Filmed in Dublin, Ireland, on the Red Dragon camera during October and November of 2015, P.O.V. tells the story of Dana Milgrom (Macdonald), a track coach who survives a near-death car accident, only to find herself almost completely paralyzed and trapped inside her own body, forced to communicate via an artificial voice program. While recovering, she becomes convinced that some evil presence exists inside her hospital room and is intent on killing her. No one believes her – not even her own husband and daughter, who think she’s experienced a mental breakdown.

POV - Shauna Macdonald

Bartok, a respected and well-renowned film historian (who, in addition to having programmed in the past Los Angeles’ venerated American Cinematheque, has co-penned the book A Thousand Cuts: The Bizarre Underground World of Collectors and Dealers Who Saved the Movies, due out this September via the University of Mississippi Press), opened up to us regarding his inspirations for P.O.V.

Dread Central: You’ve long wanted to shoot in Ireland. What was the draw, and what was the inspiration for the script?

Bartok: I love Ireland, and I’d talked for a while with Brendan McCarthy and John McDonnell at Fantastic Films about doing a film there. But I didn’t think it would be P.O.V. because honestly, it’s not an Irish horror film thematically. It could have been shot anywhere. It’s really about the universal experience of being in a hospital and how terrifying and powerless that is if you’re a patient. My writing partner, Tom Abrams, and I wanted to do a story that was very intense and claustrophobic, was female-driven, and I could direct on a very tight budget. So that meant a limited number of locations, which turned out to work well for a story about a woman who’s paralyzed for most of the film. The lead character, Dana, was loosely inspired by a dear friend of mine, Gretchen Corrales, who was a track coach and was tragically murdered in 2012 by her estranged husband. She was still alive when I wrote the first drafts in 2011 so she knew I was doing a horror film about an athlete who’s paralyzed.
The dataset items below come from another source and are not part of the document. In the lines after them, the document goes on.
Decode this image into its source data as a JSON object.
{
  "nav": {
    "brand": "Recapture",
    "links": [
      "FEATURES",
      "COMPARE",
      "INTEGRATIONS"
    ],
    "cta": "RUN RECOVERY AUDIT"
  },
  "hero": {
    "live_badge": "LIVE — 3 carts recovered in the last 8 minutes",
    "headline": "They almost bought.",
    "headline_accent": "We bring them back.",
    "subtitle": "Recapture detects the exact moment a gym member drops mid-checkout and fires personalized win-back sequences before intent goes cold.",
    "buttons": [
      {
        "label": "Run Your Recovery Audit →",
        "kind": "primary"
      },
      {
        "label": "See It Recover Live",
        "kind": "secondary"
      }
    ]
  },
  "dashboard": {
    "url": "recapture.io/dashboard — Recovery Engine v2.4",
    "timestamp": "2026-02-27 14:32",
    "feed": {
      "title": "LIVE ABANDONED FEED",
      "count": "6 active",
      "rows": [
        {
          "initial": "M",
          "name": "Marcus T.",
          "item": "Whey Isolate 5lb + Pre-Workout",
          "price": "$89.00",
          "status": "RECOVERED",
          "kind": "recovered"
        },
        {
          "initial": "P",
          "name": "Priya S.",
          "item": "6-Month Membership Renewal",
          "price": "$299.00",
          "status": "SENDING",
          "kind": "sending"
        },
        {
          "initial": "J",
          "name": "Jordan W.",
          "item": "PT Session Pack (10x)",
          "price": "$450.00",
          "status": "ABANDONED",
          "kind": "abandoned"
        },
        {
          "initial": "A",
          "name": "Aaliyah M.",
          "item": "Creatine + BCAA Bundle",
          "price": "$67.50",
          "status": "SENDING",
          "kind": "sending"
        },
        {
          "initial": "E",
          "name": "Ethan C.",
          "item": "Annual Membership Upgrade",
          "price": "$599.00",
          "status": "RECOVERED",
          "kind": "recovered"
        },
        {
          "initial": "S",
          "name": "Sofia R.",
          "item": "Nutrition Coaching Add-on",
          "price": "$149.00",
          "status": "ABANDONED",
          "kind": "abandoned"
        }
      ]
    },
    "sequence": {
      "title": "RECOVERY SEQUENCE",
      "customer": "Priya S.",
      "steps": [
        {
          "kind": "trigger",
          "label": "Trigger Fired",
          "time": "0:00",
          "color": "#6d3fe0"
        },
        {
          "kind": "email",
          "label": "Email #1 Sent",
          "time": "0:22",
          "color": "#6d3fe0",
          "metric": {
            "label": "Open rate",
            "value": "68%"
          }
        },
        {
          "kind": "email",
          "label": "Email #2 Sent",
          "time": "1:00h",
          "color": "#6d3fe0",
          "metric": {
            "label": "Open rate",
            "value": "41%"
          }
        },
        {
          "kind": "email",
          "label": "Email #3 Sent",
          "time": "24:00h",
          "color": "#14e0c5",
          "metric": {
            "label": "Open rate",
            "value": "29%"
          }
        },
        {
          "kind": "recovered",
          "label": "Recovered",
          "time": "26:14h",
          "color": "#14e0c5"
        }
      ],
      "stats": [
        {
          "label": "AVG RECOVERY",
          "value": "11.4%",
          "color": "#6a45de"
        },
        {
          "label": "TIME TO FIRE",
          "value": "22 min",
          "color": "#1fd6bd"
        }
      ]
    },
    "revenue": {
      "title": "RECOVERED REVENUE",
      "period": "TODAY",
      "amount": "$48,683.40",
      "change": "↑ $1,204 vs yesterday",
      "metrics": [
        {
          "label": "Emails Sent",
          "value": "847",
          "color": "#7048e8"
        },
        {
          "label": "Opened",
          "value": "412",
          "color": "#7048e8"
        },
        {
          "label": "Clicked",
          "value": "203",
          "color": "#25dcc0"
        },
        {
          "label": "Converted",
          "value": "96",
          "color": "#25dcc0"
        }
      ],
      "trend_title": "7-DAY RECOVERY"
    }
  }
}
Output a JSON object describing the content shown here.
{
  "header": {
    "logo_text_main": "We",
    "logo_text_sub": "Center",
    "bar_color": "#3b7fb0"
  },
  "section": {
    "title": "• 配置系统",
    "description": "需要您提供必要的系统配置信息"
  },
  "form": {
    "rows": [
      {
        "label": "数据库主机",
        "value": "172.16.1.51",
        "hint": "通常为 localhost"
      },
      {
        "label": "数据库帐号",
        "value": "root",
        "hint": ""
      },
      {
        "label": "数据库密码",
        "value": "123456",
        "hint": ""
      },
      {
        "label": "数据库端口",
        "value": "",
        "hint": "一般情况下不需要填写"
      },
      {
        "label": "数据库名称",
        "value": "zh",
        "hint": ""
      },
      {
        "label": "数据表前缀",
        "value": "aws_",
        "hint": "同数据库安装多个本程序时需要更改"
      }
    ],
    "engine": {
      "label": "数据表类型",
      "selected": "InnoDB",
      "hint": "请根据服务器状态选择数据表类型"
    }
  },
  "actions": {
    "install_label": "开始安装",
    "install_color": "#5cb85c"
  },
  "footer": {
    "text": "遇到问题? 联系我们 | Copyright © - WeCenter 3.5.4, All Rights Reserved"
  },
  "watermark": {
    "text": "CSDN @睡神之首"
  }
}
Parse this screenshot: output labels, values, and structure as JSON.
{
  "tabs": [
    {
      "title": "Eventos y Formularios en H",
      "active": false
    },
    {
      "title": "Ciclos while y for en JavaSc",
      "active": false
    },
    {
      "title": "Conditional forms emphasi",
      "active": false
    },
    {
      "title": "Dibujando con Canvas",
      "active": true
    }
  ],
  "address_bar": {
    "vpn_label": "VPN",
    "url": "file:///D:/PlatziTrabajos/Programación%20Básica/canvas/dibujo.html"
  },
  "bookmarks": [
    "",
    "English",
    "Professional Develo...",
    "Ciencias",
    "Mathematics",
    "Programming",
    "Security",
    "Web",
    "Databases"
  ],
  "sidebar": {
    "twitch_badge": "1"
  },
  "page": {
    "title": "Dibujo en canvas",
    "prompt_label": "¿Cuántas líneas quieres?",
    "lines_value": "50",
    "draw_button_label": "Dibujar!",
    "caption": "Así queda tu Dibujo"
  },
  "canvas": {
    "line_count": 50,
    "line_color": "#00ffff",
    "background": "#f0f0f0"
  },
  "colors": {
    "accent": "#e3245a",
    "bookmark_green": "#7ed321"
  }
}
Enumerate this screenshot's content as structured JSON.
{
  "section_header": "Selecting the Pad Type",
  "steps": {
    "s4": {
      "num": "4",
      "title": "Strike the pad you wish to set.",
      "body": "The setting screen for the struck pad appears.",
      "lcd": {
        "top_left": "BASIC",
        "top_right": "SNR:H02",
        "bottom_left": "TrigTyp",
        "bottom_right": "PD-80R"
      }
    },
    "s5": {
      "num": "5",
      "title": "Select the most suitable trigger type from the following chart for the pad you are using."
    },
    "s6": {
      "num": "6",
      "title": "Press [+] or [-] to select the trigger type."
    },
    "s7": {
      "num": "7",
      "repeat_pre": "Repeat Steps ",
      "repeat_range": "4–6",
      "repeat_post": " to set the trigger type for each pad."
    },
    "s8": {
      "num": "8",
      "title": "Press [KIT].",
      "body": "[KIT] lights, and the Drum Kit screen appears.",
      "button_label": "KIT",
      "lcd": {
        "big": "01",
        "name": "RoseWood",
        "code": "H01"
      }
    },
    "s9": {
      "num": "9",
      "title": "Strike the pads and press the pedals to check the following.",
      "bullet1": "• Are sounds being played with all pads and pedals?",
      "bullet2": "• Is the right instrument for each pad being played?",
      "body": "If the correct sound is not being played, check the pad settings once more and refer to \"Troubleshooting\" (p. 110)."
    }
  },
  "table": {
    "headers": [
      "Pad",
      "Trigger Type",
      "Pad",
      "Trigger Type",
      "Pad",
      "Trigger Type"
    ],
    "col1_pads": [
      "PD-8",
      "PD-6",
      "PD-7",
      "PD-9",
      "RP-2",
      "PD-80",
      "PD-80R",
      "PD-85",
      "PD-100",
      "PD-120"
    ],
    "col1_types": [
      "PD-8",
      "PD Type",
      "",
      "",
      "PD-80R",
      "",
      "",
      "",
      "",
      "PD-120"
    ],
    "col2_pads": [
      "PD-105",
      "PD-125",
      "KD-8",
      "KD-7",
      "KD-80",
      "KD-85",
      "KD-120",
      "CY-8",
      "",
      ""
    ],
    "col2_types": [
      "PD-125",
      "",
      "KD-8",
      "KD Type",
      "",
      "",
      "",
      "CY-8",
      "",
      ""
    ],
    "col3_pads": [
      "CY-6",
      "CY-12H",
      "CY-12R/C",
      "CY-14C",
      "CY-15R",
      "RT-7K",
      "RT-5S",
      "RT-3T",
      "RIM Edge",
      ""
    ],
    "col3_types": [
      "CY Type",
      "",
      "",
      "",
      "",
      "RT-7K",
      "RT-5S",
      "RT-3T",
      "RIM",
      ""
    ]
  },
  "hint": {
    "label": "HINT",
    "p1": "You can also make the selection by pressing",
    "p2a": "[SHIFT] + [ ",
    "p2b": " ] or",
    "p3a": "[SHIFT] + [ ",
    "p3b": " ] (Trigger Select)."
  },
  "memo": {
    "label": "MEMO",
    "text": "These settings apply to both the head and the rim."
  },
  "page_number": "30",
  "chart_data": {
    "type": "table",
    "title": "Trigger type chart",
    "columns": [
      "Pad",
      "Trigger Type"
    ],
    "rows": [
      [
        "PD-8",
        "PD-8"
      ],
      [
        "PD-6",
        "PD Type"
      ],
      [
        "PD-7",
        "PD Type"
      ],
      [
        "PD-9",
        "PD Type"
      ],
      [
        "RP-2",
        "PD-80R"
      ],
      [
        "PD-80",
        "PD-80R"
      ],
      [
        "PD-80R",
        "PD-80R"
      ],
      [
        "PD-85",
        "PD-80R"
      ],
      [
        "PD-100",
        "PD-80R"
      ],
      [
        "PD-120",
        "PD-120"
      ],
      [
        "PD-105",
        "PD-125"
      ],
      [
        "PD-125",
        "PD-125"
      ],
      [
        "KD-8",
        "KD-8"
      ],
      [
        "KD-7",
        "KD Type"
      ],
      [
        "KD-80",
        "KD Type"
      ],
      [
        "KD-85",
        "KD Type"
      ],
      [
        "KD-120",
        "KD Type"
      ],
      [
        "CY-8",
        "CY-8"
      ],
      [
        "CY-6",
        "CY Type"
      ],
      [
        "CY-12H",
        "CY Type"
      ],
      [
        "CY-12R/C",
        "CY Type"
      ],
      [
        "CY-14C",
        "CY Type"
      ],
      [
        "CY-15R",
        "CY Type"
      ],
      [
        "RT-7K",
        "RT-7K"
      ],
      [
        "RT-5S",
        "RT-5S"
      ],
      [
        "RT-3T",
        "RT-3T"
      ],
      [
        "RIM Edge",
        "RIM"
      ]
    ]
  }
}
Dread Central: In what ways do you feel your background shaped the script?

Bartok: Everything in the script grew out of the concept: A woman is paralyzed in a hit-and-run car accident. While she’s hooked to a ventilator recovering, she starts to see a ghost. No one believes her. Once you set up those limitations — that she can’t walk; she can’t talk without the aid of a computer — everything follows from there. It’s basically a horror version of The Diving Bell and the Butterfly.

POV - Leah McNamara

Dread Central: Sub-thematically, as a writer and director, what did you hope to explore?

Bartok: P.O.V. is very much about the hospital as a place of suffering and death. Lars von Trier’s The Kingdom was a constant reference for me on the film, along with recent Blumhouse films like Sinister and Insidious, which are about families under enormous pressure. I come from a medical family myself – my father was a doctor, my mother a nurse – so I grew up around hospitals. I’ve always found them to be deeply disturbing places: the clinical atmosphere, the tile floors, and gauzy screens and curtains.

Dread Central: Current status?

Bartok: Post is going great on the film. It’s much easier than directing, which is basically the hardest job I’ve ever done. Every day of directing is like climbing the steepest, most impossible mountain you’ve ever climbed, standing up at the top – and realizing there’s a mountain twice as high looming over you.